La prima è la chiesa di San Bartolomeo, aggrappata su un lato della strada che attraversa Branzi. Di questo edificio troviamo notizia nella relazione della visita pastorale di San Carlo Borromeo del 1575, e non è un caso se nel centro storico del paese è ancora ben visibile un affresco della Madonna di Loreto accompagnata proprio dal già citato San Carlo insieme a San Bartolomeo, Sant’Antonio Abate e San Rocco.
L’antica chiesa è stata demolita e ricostruita ex novo nel Settecento, e lo stile di quell’epoca è inconfondibile. All’esterno della chiesa di San Bartolomeo, proprio di fronte al portale d’ingresso, un affresco rappresenta l’Apocalisse, rivelata da Gesù Cristo a Giovanni: è un dipinto d’impatto, un monito che cattura subito l’attenzione dei fedeli in uscita dalle celebrazioni.
Dopo aver visitato il centro storico di Branzi, è il momento delle frazioni: dietro il cinema del paese imbocco via Cagnoli che porta al cuore dell’omonimo piccolo e incantevole borgo, dove trovo la Chiesa di San Sebastiano. L’esterno è semplice, anche se non per questo meno piacevole, ma non ho la fortuna di vedere l’interno. «Ci sono degli affreschi molto belli, una grande “Incoronazione della Vergine” sulla parete sinistra» mi informa un signore che a passi lenti percorre la mia stessa strada in direzione opposta. «Vai giù fino alla Gardata anche a vedere l’altra chiesa, già che sei qui» mi consiglia.
Non mi lascio sfuggire l’occasione e la mia lunga passeggiata mi porta infine alla Chiesa della Madonna della Neve presso la frazione di Gardata, che prende questo nome probabilmente dalla presenza in passato di un posto di guardia. Anche questa chiesa, come quella di San Sebastiano, presenta dei dipinti sulla facciata, e all’interno si trova una pala con una «Madonna col Bambino tra San Rocco e San Sebastiano».
Torno sui miei passi e poco prima di ritrovare il borgo di Cagnoli sulla destra, attraverso nuovamente il fiume passando per il ponte sospeso. L’ultima tappa è praticamente obbligatoria, ed è il negozio della Latteria di Branzi, che con il latte di 70 diverse piccole aziende di montagna crea prelibatezze. L’interno del punto vendita è un piccolo paradiso di forme di Branzi più o meno stagionate, yogurt cremosi, vasetti della panna cotta più buona di sempre, miele, salumi, liquori e altre golosità tipiche della zona. Resistere a un po’ di shopping enogastronomico è impossibile, a Branzi!

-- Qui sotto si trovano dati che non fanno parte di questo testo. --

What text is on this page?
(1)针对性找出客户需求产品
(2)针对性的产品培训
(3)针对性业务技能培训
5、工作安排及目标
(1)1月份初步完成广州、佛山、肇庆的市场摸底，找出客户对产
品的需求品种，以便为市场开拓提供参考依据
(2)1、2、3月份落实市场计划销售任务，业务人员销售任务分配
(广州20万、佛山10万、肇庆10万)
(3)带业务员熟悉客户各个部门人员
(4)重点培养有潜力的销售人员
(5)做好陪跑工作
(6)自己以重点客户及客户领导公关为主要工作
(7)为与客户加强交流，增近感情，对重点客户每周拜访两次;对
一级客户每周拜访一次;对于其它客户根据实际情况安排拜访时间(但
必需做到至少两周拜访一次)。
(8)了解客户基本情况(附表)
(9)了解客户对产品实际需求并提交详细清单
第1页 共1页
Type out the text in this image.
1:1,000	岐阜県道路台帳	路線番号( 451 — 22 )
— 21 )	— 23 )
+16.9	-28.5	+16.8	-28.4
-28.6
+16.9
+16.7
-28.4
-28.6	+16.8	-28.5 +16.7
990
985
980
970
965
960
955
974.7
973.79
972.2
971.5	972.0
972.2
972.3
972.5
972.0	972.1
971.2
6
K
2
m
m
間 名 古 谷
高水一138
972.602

Mentre guido lungo la valle, di ritorno verso l’afa della pianura, realizzo che sono stata in giro molto più tempo del previsto. Pur essendoci passata parecchie volte, non immaginavo che Branzi fosse così ricco di luoghi interessanti e così piacevole da vivere, anche solo per un pomeriggio. Avrei voluto anche visitare la chiesetta di San Pantaleone nella piccola frazione di Belfiore, ma il tempo è proprio volato.
Tornerò presto da queste parti. Non solo per fare incetta di panna cotta della Latteria, ma anche perché Branzi è un ottimo punto di partenza per diverse escursioni molto belle: si può percorrere la Via Piana per raggiungere Carona, oppure ci si può dirigere verso Valleve tramite la Mulattiera dei prati. Per non parlare della salita ai Laghi Gemelli, e di come un pezzo di branzi assaporato in vetta diventi ancora più buono del solito.